Did 2020 make a Netflix-bingeing, attention-suffering, lapsed-reader out of you? Absolutely no judgement if it did, these are 'unprecedented' times after all. But you love reading, we know, and want to get back into it. And if there's one thing that begets reading, it's, well, reading!
We asked the WellRead community what books they'd suggest to someone trying to get back into reading and they delivered with some doozies. Below are 10 recommendations that will help you to love reading once again.
Sorrow and Bliss by Meg Mason
Spiky, sharp, intriguingly dark and tender, full of pathos, fury and wit, Sorrow and Bliss by Meg Mason is a dazzling, distinctive novel from a boldly talented writer. For fans of Sally Rooney, Taffy Brodesser-Akner and Fleabag.
The Yield by Tara June Winch
Profoundly moving and exquisitely written, Tara June Winch’s The Yield is the story of a people and a culture dispossessed. But it is as much a celebration of what was and what endures, and a powerful reclaiming of Indigenous language, storytelling and identity.
The Vanishing Half by Brit Bennett
Weaving together multiple strands and generations of this family, from the Deep South to California, from the 1950s to the 1990s, Brit Bennett produces a story that is at once a riveting, emotional family story and a brilliant exploration of the American history of passing. Looking well beyond issues of race, The Vanishing Half considers the lasting influence of the past as it shapes a person’s decisions, desires, and expectations, and explores some of the multiple reasons and realms in which people sometimes feel pulled to live as something other than their origins.
Writers & Lovers by Lily King
Lily King’s Writers & Lovers follows Casey in the last days of a long youth, a time when everything - her family, her work, her relationships - comes to a crisis. Hugely moving and impossibly funny, it is a transfixing novel that explores the terrifying and exhilarating leap between the end of one phase of life and the beginning of another. It is a novel about love and creativity, and ultimately it captures the moment when a woman becomes an artist.
Expectation by Anna Hope
What happened to the women we were supposed to become? Hannah, Cate and Lissa are young, vibrant and inseparable. Living on the edge of a common in East London, their shared world is ablaze with art and activism, romance and revelry - and the promise of everything to come. They are electric. They are the best of friends.

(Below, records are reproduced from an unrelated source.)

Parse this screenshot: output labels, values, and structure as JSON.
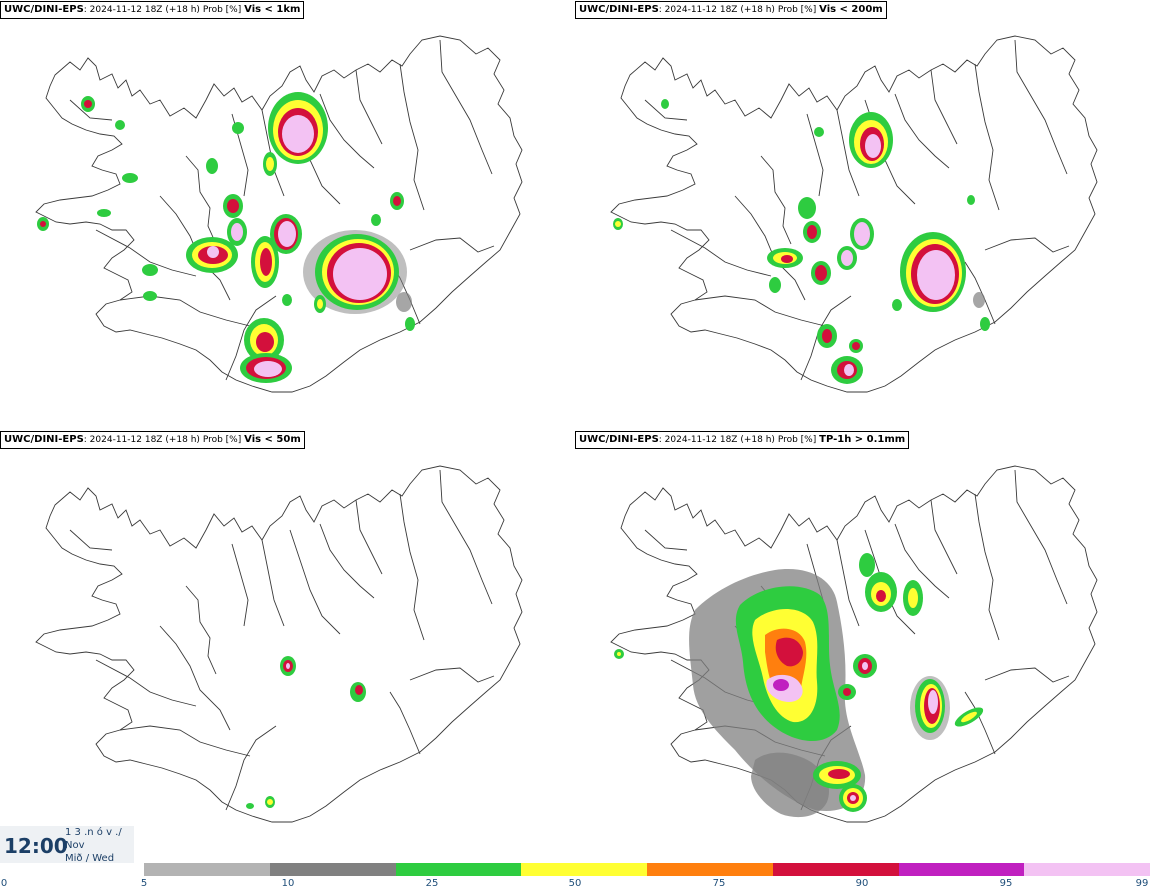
{
  "panels": [
    {
      "model": "UWC/DINI-EPS",
      "run": "2024-11-12 18Z",
      "lead": "(+18 h)",
      "prob": "Prob [%]",
      "variable": "Vis < 1km"
    },
    {
      "model": "UWC/DINI-EPS",
      "run": "2024-11-12 18Z",
      "lead": "(+18 h)",
      "prob": "Prob [%]",
      "variable": "Vis < 200m"
    },
    {
      "model": "UWC/DINI-EPS",
      "run": "2024-11-12 18Z",
      "lead": "(+18 h)",
      "prob": "Prob [%]",
      "variable": "Vis < 50m"
    },
    {
      "model": "UWC/DINI-EPS",
      "run": "2024-11-12 18Z",
      "lead": "(+18 h)",
      "prob": "Prob [%]",
      "variable": "TP-1h > 0.1mm"
    }
  ],
  "valid_time": {
    "time": "12:00",
    "day_line": "1 3 .n ó v ./",
    "month": "Nov",
    "weekday": "Mið / Wed"
  },
  "legend": {
    "colors": [
      "#b3b3b3",
      "#808080",
      "#2ecc40",
      "#ffff33",
      "#ff7f0e",
      "#d3103c",
      "#c020c0",
      "#f3c2f3"
    ],
    "ticks": [
      "0",
      "5",
      "10",
      "25",
      "50",
      "75",
      "90",
      "95",
      "99"
    ]
  }
}
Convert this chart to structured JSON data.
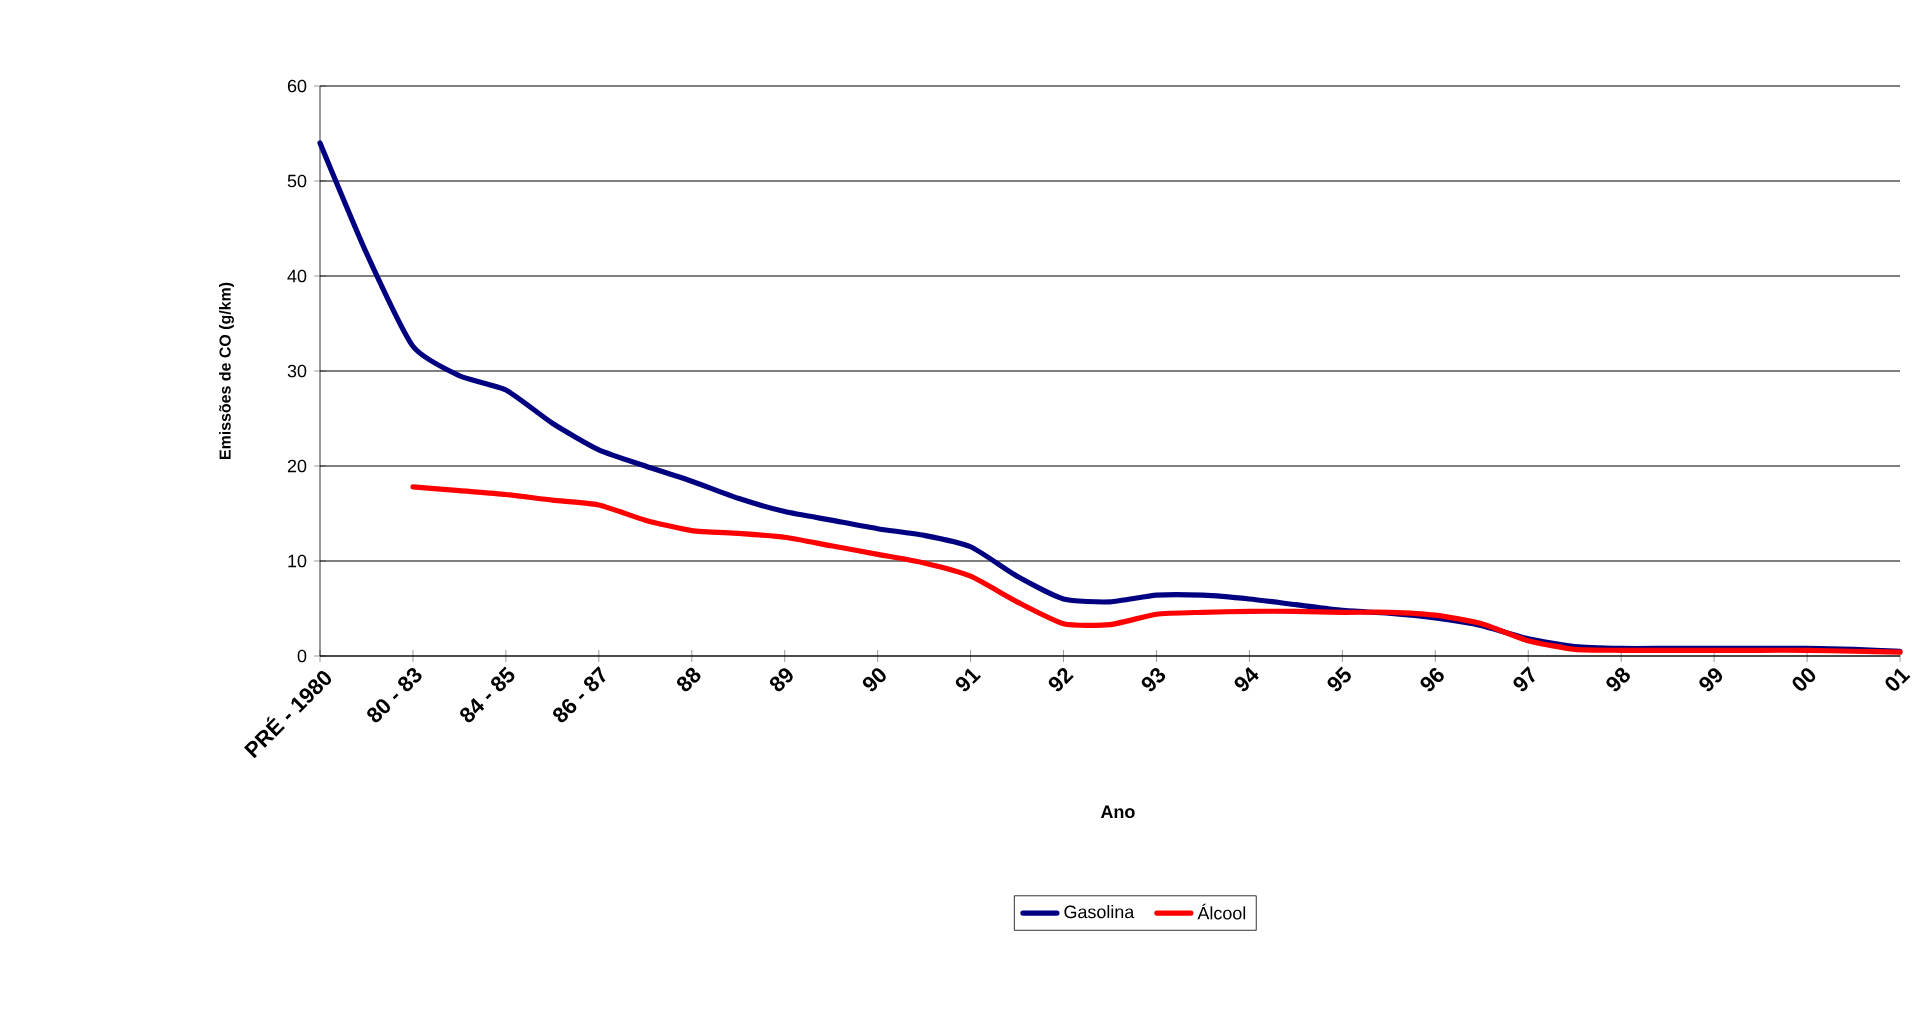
{
  "chart_data": {
    "type": "line",
    "xlabel": "Ano",
    "ylabel": "Emissões de CO (g/km)",
    "categories": [
      "PRÉ - 1980",
      null,
      "80 - 83",
      null,
      "84 - 85",
      null,
      "86 - 87",
      null,
      "88",
      null,
      "89",
      null,
      "90",
      null,
      "91",
      null,
      "92",
      null,
      "93",
      null,
      "94",
      null,
      "95",
      null,
      "96",
      null,
      "97",
      null,
      "98",
      null,
      "99",
      null,
      "00",
      null,
      "01"
    ],
    "series": [
      {
        "name": "Gasolina",
        "color": "#000080",
        "values": [
          54.0,
          42.4,
          32.6,
          29.5,
          28.0,
          24.5,
          21.7,
          20.0,
          18.4,
          16.6,
          15.2,
          14.3,
          13.4,
          12.7,
          11.5,
          8.4,
          6.0,
          5.7,
          6.4,
          6.4,
          6.0,
          5.4,
          4.8,
          4.5,
          4.0,
          3.2,
          1.8,
          1.0,
          0.8,
          0.8,
          0.8,
          0.8,
          0.8,
          0.7,
          0.5
        ]
      },
      {
        "name": "Álcool",
        "color": "#ff0000",
        "values": [
          null,
          null,
          17.8,
          17.4,
          17.0,
          16.4,
          15.9,
          14.3,
          13.2,
          12.9,
          12.5,
          11.6,
          10.7,
          9.8,
          8.4,
          5.7,
          3.4,
          3.3,
          4.4,
          4.6,
          4.7,
          4.7,
          4.6,
          4.6,
          4.3,
          3.4,
          1.6,
          0.7,
          0.6,
          0.6,
          0.6,
          0.6,
          0.6,
          0.5,
          0.4
        ]
      }
    ],
    "ylim": [
      0,
      60
    ],
    "yticks": [
      0,
      10,
      20,
      30,
      40,
      50,
      60
    ],
    "grid": "y",
    "legend": "bottom",
    "marker": "none",
    "line_style": "solid"
  }
}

Such a Fun Age by Kiley Reid
With empathy and piercing social commentary, Such a Fun Age explores the awkwardness of transactional relationships, what it means to make someone 'family', the complicated reality of being a grown-up and the consequences of doing the right thing for the wrong reason.
Luster by Raven Leilani
Razor sharp. provocatively page-turning and surprisingly tender, Luster is a painfully funny coming-of-age story told by a fresh new voice.

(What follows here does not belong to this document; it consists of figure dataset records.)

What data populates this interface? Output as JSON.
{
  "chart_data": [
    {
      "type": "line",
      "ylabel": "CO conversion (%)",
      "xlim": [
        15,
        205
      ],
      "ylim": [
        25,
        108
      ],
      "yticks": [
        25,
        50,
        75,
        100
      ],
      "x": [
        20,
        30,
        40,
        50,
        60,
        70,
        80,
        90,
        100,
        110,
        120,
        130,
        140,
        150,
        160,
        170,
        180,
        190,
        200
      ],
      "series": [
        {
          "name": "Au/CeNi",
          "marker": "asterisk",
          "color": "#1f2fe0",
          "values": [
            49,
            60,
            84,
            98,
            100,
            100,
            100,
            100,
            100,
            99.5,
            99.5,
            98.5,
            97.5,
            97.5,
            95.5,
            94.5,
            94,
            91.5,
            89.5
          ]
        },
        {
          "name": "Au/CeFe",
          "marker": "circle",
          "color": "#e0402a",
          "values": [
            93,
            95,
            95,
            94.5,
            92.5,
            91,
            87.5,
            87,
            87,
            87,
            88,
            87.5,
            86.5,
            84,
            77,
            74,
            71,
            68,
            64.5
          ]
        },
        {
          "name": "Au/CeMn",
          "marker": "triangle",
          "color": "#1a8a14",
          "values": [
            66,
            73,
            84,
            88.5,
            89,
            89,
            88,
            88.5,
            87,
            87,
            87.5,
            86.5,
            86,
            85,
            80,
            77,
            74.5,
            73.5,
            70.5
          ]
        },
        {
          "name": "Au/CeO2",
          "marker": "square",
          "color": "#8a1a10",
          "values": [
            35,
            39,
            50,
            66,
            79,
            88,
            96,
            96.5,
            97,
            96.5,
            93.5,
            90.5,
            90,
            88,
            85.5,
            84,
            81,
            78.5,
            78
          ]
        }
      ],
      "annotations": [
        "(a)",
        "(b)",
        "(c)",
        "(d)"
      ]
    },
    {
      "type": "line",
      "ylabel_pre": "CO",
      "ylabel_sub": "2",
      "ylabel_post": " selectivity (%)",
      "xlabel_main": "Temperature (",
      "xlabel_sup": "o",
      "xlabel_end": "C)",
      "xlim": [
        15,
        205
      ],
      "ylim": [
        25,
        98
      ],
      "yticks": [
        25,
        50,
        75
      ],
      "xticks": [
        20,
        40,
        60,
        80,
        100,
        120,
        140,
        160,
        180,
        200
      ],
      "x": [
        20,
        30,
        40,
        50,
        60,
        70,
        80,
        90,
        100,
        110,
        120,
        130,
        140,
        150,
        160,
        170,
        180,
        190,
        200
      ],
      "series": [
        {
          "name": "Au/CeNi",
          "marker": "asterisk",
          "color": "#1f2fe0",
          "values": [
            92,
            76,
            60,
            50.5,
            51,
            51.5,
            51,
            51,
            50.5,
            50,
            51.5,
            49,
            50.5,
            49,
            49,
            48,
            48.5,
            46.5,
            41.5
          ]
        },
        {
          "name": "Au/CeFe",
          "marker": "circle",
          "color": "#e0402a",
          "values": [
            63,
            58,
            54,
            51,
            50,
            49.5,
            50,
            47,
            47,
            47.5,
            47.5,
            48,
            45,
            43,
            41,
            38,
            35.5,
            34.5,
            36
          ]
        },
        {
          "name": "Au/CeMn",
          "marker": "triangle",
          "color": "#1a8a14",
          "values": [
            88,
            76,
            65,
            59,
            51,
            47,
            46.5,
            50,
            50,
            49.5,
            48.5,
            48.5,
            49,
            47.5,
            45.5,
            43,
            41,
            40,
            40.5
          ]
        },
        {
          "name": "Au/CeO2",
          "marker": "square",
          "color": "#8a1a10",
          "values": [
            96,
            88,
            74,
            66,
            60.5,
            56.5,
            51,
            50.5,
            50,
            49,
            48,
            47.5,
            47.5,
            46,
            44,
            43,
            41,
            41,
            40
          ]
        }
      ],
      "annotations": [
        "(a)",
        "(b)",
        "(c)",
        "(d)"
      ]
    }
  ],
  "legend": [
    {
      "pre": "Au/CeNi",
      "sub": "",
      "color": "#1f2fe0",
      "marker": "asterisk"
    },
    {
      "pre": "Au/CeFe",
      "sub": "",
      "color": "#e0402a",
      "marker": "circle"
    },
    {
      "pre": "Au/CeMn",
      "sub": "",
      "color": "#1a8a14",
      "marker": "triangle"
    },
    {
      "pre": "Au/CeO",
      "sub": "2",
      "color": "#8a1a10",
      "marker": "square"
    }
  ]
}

Talking It Over by Julian Barnes
Talking it Over is a brilliant and intimate account of love’s vicissitudes. It begins as a comedy of misunderstanding, then slowly darkens and deepens, drawing us compellingly into the quagmires of the heart.
Normal People by Sally Rooney
This is an exquisite love story about how a person can change another person’s life - a simple yet profound realisation that unfolds beautifully over the course of the novel. It tells us how difficult it is to talk about how we feel and it tells us - blazingly - about cycles of domination, legitimacy and privilege. Alternating menace with overwhelming tenderness, Sally Rooney’s second novel breathes fiction with new life.
Anything by Nora Ephron
Anything by Nora Ephron is a joy, but perhaps start with her autobiographical novel Heartburn, a roller coaster of love, betrayal, loss and - most satisfyingly - revenge.